Former council convener recalls how atomic power came to Caithness 70 years ago
Former council convener John Young has been looking back to the coming of atomic power to Caithness 70 years ago and how it brought “a great deal of benefit” to the county.
He remembers how sites at Golspie and in the Staxigoe area were considered before Dounreay was chosen as the location for the UK Atomic Energy Authority’s centre of fast reactor research and development, with construction work starting in 1955.
Mr Young (91) devoted 38 years to local government after being elected to Caithness County Council in 1961. He was convener of Caithness District Council from its inception in 1975 until further reorganisation of local government in 1996.
He reflects on his council service, as well as memories of growing up in rural Caithness during World War II, in a wide-ranging new recording for Wick Voices, the online oral history project of the Wick Society.
Mr Young explains how Sir Christopher Hinton, chief of the Ministry of Supply’s Atomic Energy Industrial Group, visited Caithness and Sutherland to look at potential fast reactor sites.

“I remember quite clearly in 1955 when the UKAEA came to Dounreay,” Mr Young says.
“The MP, Sir David Robertson, had been fighting for a long time to try and get industry to the area and he succeeded in persuading Sir Christopher Hinton to come up to visit.
“He took him to a site near Golspie, which he rejected. He took him to a site at Staxigoe and he rejected it.”
Mr Young tells how eventually Sir Christopher was keen to go for dinner. “But Sir David insisted he go and look at Dounreay first, and whenever he saw it of course he said, ‘Now, here’s what I’m looking for.’

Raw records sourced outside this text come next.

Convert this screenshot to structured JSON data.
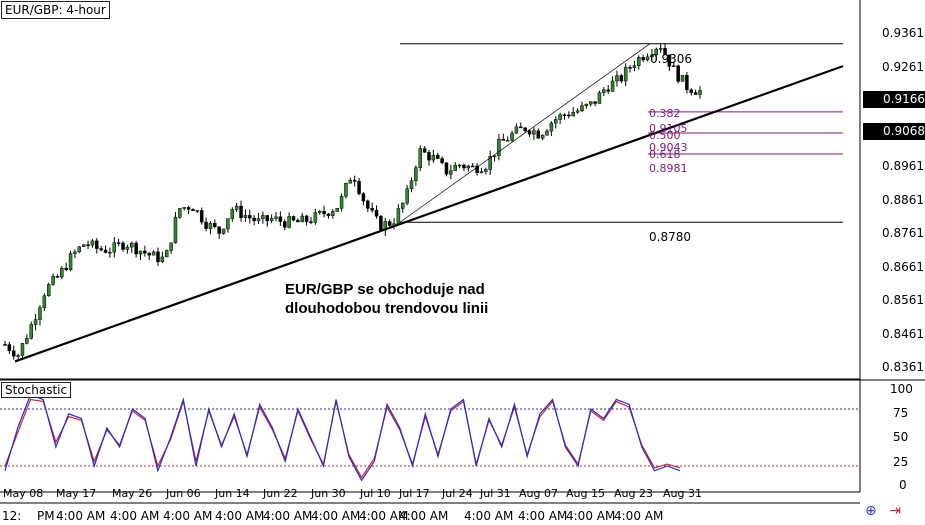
{
  "chart_title": "EUR/GBP: 4-hour",
  "indicator_title": "Stochastic",
  "annotation": [
    "EUR/GBP se obchoduje nad",
    "dlouhodobou trendovou linii"
  ],
  "price_axis": [
    "0.9361",
    "0.9261",
    "0.9068",
    "0.8961",
    "0.8861",
    "0.8761",
    "0.8661",
    "0.8561",
    "0.8461",
    "0.8361"
  ],
  "current_price": "0.9166",
  "trendline_price": "0.9068",
  "stoch_axis": [
    "100",
    "75",
    "50",
    "25",
    "0"
  ],
  "date_labels": [
    "May 08",
    "May 17",
    "May 26",
    "Jun 06",
    "Jun 14",
    "Jun 22",
    "Jun 30",
    "Jul 10",
    "Jul 17",
    "Jul 24",
    "Jul 31",
    "Aug 07",
    "Aug 15",
    "Aug 23",
    "Aug 31"
  ],
  "time_labels": [
    "12:",
    "PM",
    "4:00 AM",
    "4:00 AM",
    "4:00 AM",
    "4:00 AM",
    "4:00 AM",
    "4:00 AM",
    "4:00 AM",
    "4:00 AM",
    "4:00 AM",
    "4:00 AM",
    "4:00 AM",
    "4:00 AM"
  ],
  "levels": {
    "high": "0.9306",
    "low": "0.8780"
  },
  "fib_labels": [
    "0.382",
    "0.9105",
    "0.500",
    "0.9043",
    "0.618",
    "0.8981"
  ],
  "colors": {
    "bull": "#2d8a2d",
    "bear": "#000000",
    "fib": "#7a1a7a",
    "k": "#1f2fd0",
    "d": "#d0202a",
    "overbought": "#2a2aa8",
    "oversold": "#d02020"
  },
  "chart_data": {
    "type": "candlestick",
    "title": "EUR/GBP: 4-hour",
    "price_range": [
      0.833,
      0.942
    ],
    "close_path": [
      {
        "x": "May 08",
        "y": 0.842
      },
      {
        "x": "May 10",
        "y": 0.839
      },
      {
        "x": "May 12",
        "y": 0.848
      },
      {
        "x": "May 15",
        "y": 0.858
      },
      {
        "x": "May 17",
        "y": 0.862
      },
      {
        "x": "May 19",
        "y": 0.868
      },
      {
        "x": "May 22",
        "y": 0.872
      },
      {
        "x": "May 24",
        "y": 0.87
      },
      {
        "x": "May 26",
        "y": 0.87
      },
      {
        "x": "May 29",
        "y": 0.872
      },
      {
        "x": "May 31",
        "y": 0.87
      },
      {
        "x": "Jun 02",
        "y": 0.868
      },
      {
        "x": "Jun 06",
        "y": 0.867
      },
      {
        "x": "Jun 07",
        "y": 0.882
      },
      {
        "x": "Jun 09",
        "y": 0.883
      },
      {
        "x": "Jun 12",
        "y": 0.878
      },
      {
        "x": "Jun 14",
        "y": 0.875
      },
      {
        "x": "Jun 16",
        "y": 0.882
      },
      {
        "x": "Jun 19",
        "y": 0.88
      },
      {
        "x": "Jun 21",
        "y": 0.878
      },
      {
        "x": "Jun 22",
        "y": 0.879
      },
      {
        "x": "Jun 26",
        "y": 0.878
      },
      {
        "x": "Jun 28",
        "y": 0.878
      },
      {
        "x": "Jun 30",
        "y": 0.879
      },
      {
        "x": "Jul 03",
        "y": 0.881
      },
      {
        "x": "Jul 05",
        "y": 0.883
      },
      {
        "x": "Jul 07",
        "y": 0.893
      },
      {
        "x": "Jul 10",
        "y": 0.883
      },
      {
        "x": "Jul 12",
        "y": 0.877
      },
      {
        "x": "Jul 14",
        "y": 0.878
      },
      {
        "x": "Jul 17",
        "y": 0.885
      },
      {
        "x": "Jul 19",
        "y": 0.899
      },
      {
        "x": "Jul 21",
        "y": 0.897
      },
      {
        "x": "Jul 24",
        "y": 0.893
      },
      {
        "x": "Jul 26",
        "y": 0.895
      },
      {
        "x": "Jul 28",
        "y": 0.894
      },
      {
        "x": "Jul 31",
        "y": 0.895
      },
      {
        "x": "Aug 02",
        "y": 0.901
      },
      {
        "x": "Aug 04",
        "y": 0.904
      },
      {
        "x": "Aug 07",
        "y": 0.906
      },
      {
        "x": "Aug 09",
        "y": 0.904
      },
      {
        "x": "Aug 11",
        "y": 0.908
      },
      {
        "x": "Aug 14",
        "y": 0.91
      },
      {
        "x": "Aug 15",
        "y": 0.911
      },
      {
        "x": "Aug 17",
        "y": 0.913
      },
      {
        "x": "Aug 19",
        "y": 0.918
      },
      {
        "x": "Aug 21",
        "y": 0.92
      },
      {
        "x": "Aug 23",
        "y": 0.925
      },
      {
        "x": "Aug 24",
        "y": 0.928
      },
      {
        "x": "Aug 25",
        "y": 0.9306
      },
      {
        "x": "Aug 28",
        "y": 0.923
      },
      {
        "x": "Aug 29",
        "y": 0.918
      },
      {
        "x": "Aug 31",
        "y": 0.9166
      }
    ],
    "horizontal_levels": [
      0.9306,
      0.9105,
      0.9043,
      0.8981,
      0.878
    ],
    "trendline": {
      "from": {
        "x": "May 08",
        "y": 0.837
      },
      "to": {
        "x": "Sep 05",
        "y": 0.924
      }
    },
    "stochastic": {
      "range": [
        0,
        100
      ],
      "overbought": 80,
      "oversold": 20,
      "k": [
        15,
        60,
        95,
        90,
        40,
        75,
        70,
        20,
        60,
        40,
        80,
        70,
        15,
        50,
        90,
        20,
        80,
        40,
        75,
        30,
        85,
        60,
        25,
        80,
        50,
        20,
        90,
        30,
        5,
        25,
        85,
        60,
        20,
        75,
        30,
        80,
        90,
        20,
        70,
        40,
        85,
        30,
        75,
        90,
        40,
        20,
        80,
        70,
        90,
        85,
        40,
        15,
        20,
        15
      ],
      "d": [
        20,
        55,
        90,
        88,
        45,
        72,
        68,
        25,
        58,
        42,
        78,
        68,
        20,
        48,
        88,
        25,
        78,
        42,
        72,
        32,
        82,
        58,
        28,
        78,
        48,
        22,
        88,
        32,
        8,
        28,
        82,
        58,
        22,
        72,
        32,
        78,
        88,
        22,
        68,
        42,
        82,
        32,
        72,
        88,
        42,
        22,
        78,
        68,
        88,
        82,
        42,
        18,
        22,
        18
      ]
    }
  }
}
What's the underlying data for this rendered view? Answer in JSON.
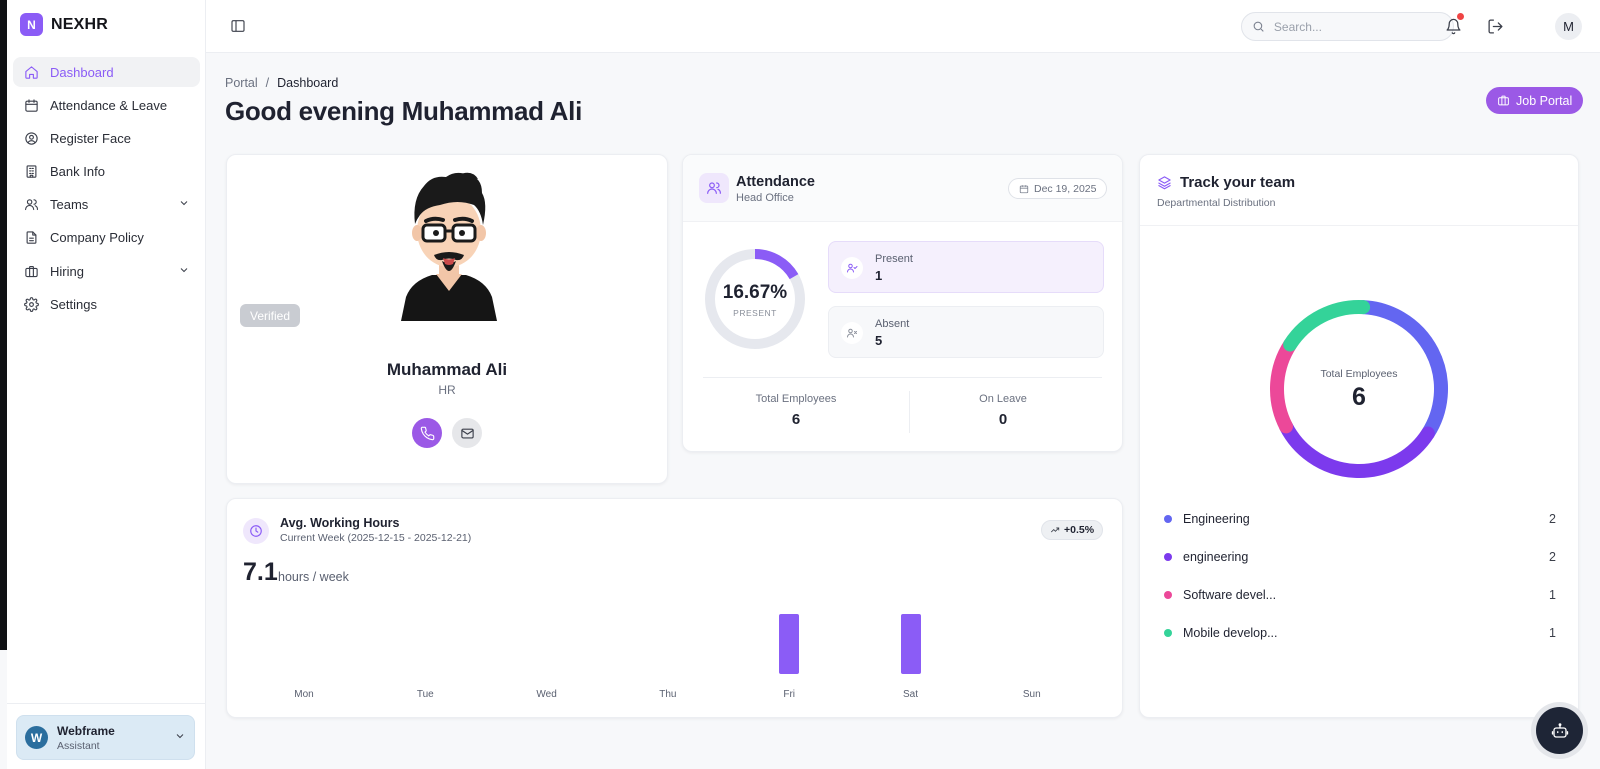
{
  "brand": {
    "logo_letter": "N",
    "name": "NEXHR"
  },
  "sidebar": {
    "items": [
      {
        "label": "Dashboard",
        "icon": "home-icon",
        "active": true
      },
      {
        "label": "Attendance & Leave",
        "icon": "calendar-icon"
      },
      {
        "label": "Register Face",
        "icon": "user-circle-icon"
      },
      {
        "label": "Bank Info",
        "icon": "building-icon"
      },
      {
        "label": "Teams",
        "icon": "users-icon",
        "expandable": true
      },
      {
        "label": "Company Policy",
        "icon": "document-icon"
      },
      {
        "label": "Hiring",
        "icon": "briefcase-icon",
        "expandable": true
      },
      {
        "label": "Settings",
        "icon": "gear-icon"
      }
    ],
    "user": {
      "initial": "W",
      "name": "Webframe",
      "role": "Assistant"
    }
  },
  "header": {
    "search_placeholder": "Search...",
    "avatar_initial": "M"
  },
  "page": {
    "breadcrumb": {
      "root": "Portal",
      "separator": "/",
      "current": "Dashboard"
    },
    "title": "Good evening Muhammad Ali",
    "job_portal_label": "Job Portal"
  },
  "profile": {
    "verified_label": "Verified",
    "name": "Muhammad Ali",
    "role": "HR"
  },
  "attendance": {
    "title": "Attendance",
    "location": "Head Office",
    "date": "Dec 19, 2025",
    "percent_label": "16.67%",
    "percent_value": 16.67,
    "ring_caption": "PRESENT",
    "present_label": "Present",
    "present_value": "1",
    "absent_label": "Absent",
    "absent_value": "5",
    "total_label": "Total Employees",
    "total_value": "6",
    "leave_label": "On Leave",
    "leave_value": "0"
  },
  "team": {
    "title": "Track your team",
    "subtitle": "Departmental Distribution",
    "center_label": "Total Employees",
    "center_value": "6",
    "departments": [
      {
        "name": "Engineering",
        "count": "2",
        "color": "#6366f1"
      },
      {
        "name": "engineering",
        "count": "2",
        "color": "#7c3aed"
      },
      {
        "name": "Software devel...",
        "count": "1",
        "color": "#ec4899"
      },
      {
        "name": "Mobile develop...",
        "count": "1",
        "color": "#34d399"
      }
    ]
  },
  "hours": {
    "title": "Avg. Working Hours",
    "subtitle": "Current Week (2025-12-15 - 2025-12-21)",
    "trend": "+0.5%",
    "value": "7.1",
    "unit": "hours / week"
  },
  "chart_data": {
    "type": "bar",
    "categories": [
      "Mon",
      "Tue",
      "Wed",
      "Thu",
      "Fri",
      "Sat",
      "Sun"
    ],
    "values": [
      0,
      0,
      0,
      0,
      1,
      1,
      0
    ],
    "color": "#8b5cf6"
  }
}
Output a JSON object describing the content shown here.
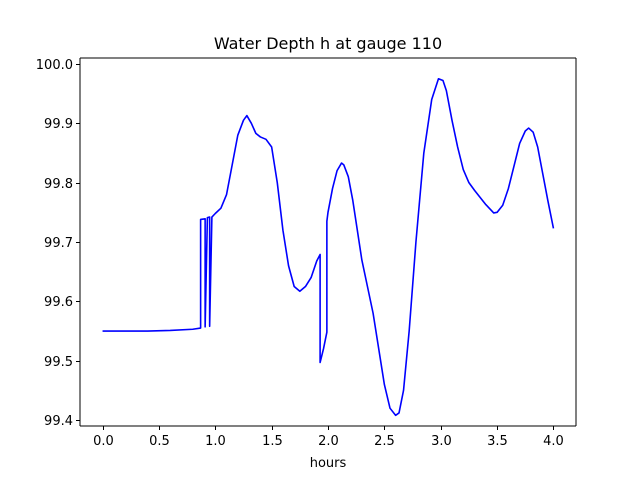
{
  "chart_data": {
    "type": "line",
    "title": "Water Depth h at gauge 110",
    "xlabel": "hours",
    "ylabel": "",
    "xlim": [
      -0.2,
      4.2
    ],
    "ylim": [
      99.39,
      100.01
    ],
    "xticks": [
      0.0,
      0.5,
      1.0,
      1.5,
      2.0,
      2.5,
      3.0,
      3.5,
      4.0
    ],
    "xtick_labels": [
      "0.0",
      "0.5",
      "1.0",
      "1.5",
      "2.0",
      "2.5",
      "3.0",
      "3.5",
      "4.0"
    ],
    "yticks": [
      99.4,
      99.5,
      99.6,
      99.7,
      99.8,
      99.9,
      100.0
    ],
    "ytick_labels": [
      "99.4",
      "99.5",
      "99.6",
      "99.7",
      "99.8",
      "99.9",
      "100.0"
    ],
    "grid": false,
    "legend": "none",
    "series": [
      {
        "color": "#0000ff",
        "x": [
          0.0,
          0.2,
          0.4,
          0.6,
          0.8,
          0.87,
          0.87,
          0.91,
          0.91,
          0.93,
          0.93,
          0.95,
          0.95,
          0.97,
          0.97,
          1.0,
          1.05,
          1.1,
          1.15,
          1.2,
          1.25,
          1.28,
          1.32,
          1.36,
          1.4,
          1.45,
          1.5,
          1.55,
          1.6,
          1.65,
          1.7,
          1.75,
          1.8,
          1.85,
          1.9,
          1.93,
          1.93,
          1.96,
          1.99,
          1.99,
          2.0,
          2.04,
          2.08,
          2.12,
          2.14,
          2.18,
          2.22,
          2.26,
          2.3,
          2.35,
          2.4,
          2.45,
          2.5,
          2.55,
          2.6,
          2.63,
          2.67,
          2.72,
          2.78,
          2.85,
          2.92,
          2.98,
          3.02,
          3.05,
          3.1,
          3.15,
          3.2,
          3.25,
          3.3,
          3.4,
          3.47,
          3.5,
          3.55,
          3.6,
          3.65,
          3.7,
          3.75,
          3.78,
          3.82,
          3.86,
          3.9,
          3.95,
          4.0
        ],
        "y": [
          99.55,
          99.55,
          99.55,
          99.551,
          99.553,
          99.555,
          99.738,
          99.739,
          99.557,
          99.741,
          99.741,
          99.742,
          99.558,
          99.742,
          99.742,
          99.748,
          99.757,
          99.78,
          99.83,
          99.88,
          99.905,
          99.913,
          99.9,
          99.883,
          99.877,
          99.873,
          99.86,
          99.8,
          99.72,
          99.66,
          99.625,
          99.617,
          99.625,
          99.64,
          99.668,
          99.679,
          99.497,
          99.52,
          99.548,
          99.735,
          99.75,
          99.79,
          99.82,
          99.833,
          99.83,
          99.81,
          99.77,
          99.72,
          99.67,
          99.625,
          99.58,
          99.52,
          99.46,
          99.42,
          99.408,
          99.412,
          99.45,
          99.55,
          99.7,
          99.85,
          99.94,
          99.975,
          99.972,
          99.955,
          99.905,
          99.86,
          99.822,
          99.8,
          99.787,
          99.763,
          99.749,
          99.75,
          99.762,
          99.79,
          99.828,
          99.866,
          99.887,
          99.892,
          99.885,
          99.86,
          99.82,
          99.77,
          99.723
        ]
      }
    ]
  }
}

“That’s how Dounreay came to be established in Caithness, and it has given so much employment ever since.”
Mr Young also recalls the influx of workers to the county and the growth of Thurso.
“Local people would refer to the newcomers as the ‘Atomics’ in those days but it was said in the most kindly manner – it was not meant to be in any way offensive,” he says.
“There was never any question of ‘them and us’. Caithness people accepted them and they accepted things in Caithness.
“It gave a great boost to many of the clubs here, the increase in population, and indeed people with new ideas and so on. Socially it was a great success, how they blended in.
“I remember when all those houses went up. Big firms from the south came to Thurso to build houses on a massive scale which we’d never seen previously.
“And there is no doubt that Dounreay conferred a great deal of benefit to the people of Caithness.”
Mr Young also remembers the establishment of the prisoner-of-war camp at Watten, and how some of the prisoners went on to work on local farms.
“From hating the Germans, as everybody felt by that time in the war, we discovered that many of them were just people like ourselves who had no wish to have gone to war and were conscripted to fight for their country,” he says.
“Those out on farms were accepted by the farming community… I think most of the farmers extended hospitality to them when we found that they were very much like our own folk.”
Mr Young took over the running of the family farm at Carsgoe at an early age following the death of his father. He also talks about his experience of taking part in the Monte-Carlo Rally in 1959 as a co-driver and navigator.
Mr Young was the only person to be convener of one of Scotland’s district councils throughout their 21-year lifetime.
“I got a great deal of satisfaction from being in a position to help people who could not help themselves, in many cases people who were then the age that I am now,” he says. “Most people were grateful for what one was able to do for them.”
The 35-minute recording can be heard at www.wickvoices.co.uk.
Wick Voices began in 2016. There are now 457 recordings freely available, with more being added regularly. Collectively they have been listened to more than 591,000 times.
The interviews cover a wide range of topics with people from all walks of life, from the Wick area and other parts of Caithness.